Behind the shank, he attached two 480 by 8-in. pneumatic trailer tires on wheels. "I found them in a junkyard. The axle was bent, but I needed only the stub shafts. I welded the stub shafts to the side of the tree planter, one on each side, tilted at about 30 degrees in at the bottom, to make press wheels to push the soil back in and firm it up around the seedlings," he says. Because the press wheels are welded to the planter, they act as gauge wheels and never let the shank go too deep.
Using scrap steel he had on hand, he built two adjustable seat mountings to support a couple of plastic bucket boat seats he bought at Wal-Mart. He made foot rests for the two riders from heavy gauge welded wire panels. On the frame in front of the seats, he mounted brackets to hold four 5-gal. plastic buckets. He made the brackets using old clutch bands he found in the junkyard that were just the right diameter to hold the buckets.

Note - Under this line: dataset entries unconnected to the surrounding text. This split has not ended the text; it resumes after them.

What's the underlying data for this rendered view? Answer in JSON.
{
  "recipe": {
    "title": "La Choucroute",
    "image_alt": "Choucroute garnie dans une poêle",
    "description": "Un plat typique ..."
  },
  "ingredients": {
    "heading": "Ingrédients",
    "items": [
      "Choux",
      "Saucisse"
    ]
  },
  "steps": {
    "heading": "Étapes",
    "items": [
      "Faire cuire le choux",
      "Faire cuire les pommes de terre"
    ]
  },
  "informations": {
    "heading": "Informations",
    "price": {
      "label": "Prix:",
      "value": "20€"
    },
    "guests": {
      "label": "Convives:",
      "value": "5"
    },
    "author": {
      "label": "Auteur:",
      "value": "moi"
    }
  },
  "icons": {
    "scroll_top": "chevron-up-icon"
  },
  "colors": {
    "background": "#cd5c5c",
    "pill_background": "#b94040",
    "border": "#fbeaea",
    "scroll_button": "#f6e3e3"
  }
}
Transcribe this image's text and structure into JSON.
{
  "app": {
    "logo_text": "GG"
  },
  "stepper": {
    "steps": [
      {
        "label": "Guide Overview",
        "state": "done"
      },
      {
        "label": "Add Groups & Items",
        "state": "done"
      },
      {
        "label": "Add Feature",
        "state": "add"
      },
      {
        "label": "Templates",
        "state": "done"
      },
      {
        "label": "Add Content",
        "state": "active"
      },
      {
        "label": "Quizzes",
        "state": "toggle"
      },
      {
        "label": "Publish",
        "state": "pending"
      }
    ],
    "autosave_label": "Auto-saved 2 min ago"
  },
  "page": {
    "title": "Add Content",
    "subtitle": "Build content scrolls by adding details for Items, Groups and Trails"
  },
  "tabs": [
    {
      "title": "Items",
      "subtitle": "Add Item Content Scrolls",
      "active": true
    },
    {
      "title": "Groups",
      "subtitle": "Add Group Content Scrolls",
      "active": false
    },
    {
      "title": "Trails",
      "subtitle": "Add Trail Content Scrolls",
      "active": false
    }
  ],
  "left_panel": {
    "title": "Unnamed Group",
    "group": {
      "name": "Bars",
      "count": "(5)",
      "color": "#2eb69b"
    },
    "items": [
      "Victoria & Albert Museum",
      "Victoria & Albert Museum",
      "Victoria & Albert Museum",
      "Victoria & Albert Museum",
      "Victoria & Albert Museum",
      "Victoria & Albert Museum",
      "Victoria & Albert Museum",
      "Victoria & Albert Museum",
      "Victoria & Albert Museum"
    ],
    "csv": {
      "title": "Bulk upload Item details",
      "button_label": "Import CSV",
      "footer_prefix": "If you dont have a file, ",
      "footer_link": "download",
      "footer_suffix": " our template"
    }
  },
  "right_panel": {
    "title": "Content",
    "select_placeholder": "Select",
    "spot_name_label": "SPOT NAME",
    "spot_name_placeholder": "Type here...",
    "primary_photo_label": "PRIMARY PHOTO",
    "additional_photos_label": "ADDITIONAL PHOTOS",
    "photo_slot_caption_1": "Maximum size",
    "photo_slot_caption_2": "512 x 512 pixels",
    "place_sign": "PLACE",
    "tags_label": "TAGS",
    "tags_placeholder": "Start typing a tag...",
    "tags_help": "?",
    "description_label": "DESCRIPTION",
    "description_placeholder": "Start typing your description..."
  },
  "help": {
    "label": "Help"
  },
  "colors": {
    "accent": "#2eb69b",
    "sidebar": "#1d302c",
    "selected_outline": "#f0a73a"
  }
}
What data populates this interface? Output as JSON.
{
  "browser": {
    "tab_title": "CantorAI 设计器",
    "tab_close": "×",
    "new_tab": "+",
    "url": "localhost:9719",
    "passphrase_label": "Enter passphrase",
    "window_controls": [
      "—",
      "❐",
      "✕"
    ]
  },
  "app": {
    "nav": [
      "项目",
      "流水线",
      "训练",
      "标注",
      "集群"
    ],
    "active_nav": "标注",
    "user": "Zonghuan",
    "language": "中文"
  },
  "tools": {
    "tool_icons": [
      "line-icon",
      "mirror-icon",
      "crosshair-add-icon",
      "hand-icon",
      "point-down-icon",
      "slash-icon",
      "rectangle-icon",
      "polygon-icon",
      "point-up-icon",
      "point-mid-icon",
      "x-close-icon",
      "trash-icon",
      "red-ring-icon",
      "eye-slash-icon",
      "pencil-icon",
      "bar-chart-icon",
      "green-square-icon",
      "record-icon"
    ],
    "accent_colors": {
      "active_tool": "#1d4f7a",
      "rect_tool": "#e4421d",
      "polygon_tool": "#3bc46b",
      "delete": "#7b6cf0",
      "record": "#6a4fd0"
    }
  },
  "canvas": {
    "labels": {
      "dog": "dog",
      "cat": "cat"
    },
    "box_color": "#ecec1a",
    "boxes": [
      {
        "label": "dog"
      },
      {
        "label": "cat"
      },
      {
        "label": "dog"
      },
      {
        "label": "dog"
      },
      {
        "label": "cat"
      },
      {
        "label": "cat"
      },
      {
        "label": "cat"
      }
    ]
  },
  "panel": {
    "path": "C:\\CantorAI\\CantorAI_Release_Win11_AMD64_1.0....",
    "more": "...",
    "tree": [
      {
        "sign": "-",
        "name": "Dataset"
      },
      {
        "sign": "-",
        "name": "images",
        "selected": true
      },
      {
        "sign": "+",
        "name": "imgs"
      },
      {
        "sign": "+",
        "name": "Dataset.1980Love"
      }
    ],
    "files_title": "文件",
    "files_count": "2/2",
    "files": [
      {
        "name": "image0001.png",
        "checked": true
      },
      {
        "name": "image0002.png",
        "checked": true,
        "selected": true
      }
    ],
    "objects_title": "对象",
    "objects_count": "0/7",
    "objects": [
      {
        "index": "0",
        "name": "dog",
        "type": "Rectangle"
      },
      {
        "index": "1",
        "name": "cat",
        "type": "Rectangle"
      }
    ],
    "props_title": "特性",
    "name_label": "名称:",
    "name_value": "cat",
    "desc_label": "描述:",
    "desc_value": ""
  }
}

"Older tree planters had steel boxes for the seedlings. When we get trees in, we put them in a solution in 5-gal. buckets until we plant them. That always meant we had to take the trees out of the buckets and put them in the box on the planter. It takes time, it's messy, and the roots didn't always stay moist. This way, we just put four buckets on the planter and go. And there's nothing to clean up when we're finished," he says.
By itself, Albertson's tree planter weighs only about 300 lbs. He pulls it with a 25-hp four-wheel-drive diesel tractor, but says a similarly powered two-wheel drive could probably handle it. "With our hilly terrain, we've found the four-wheel drive tractor helps us get up and down hills and make straighter rows," he notes.
He says a crew of three (a driver and two people on the planter) can easily set 4,000 seedlings a day. And he believes it could be used for transplanting a number of other perennials and annuals like onions and vegetables.
He figures the planter cost him less than $200 in new materials and parts, but most of what he used was from the scrap pile and the junkyard. He guesses it took 30 hours or so to put it all together.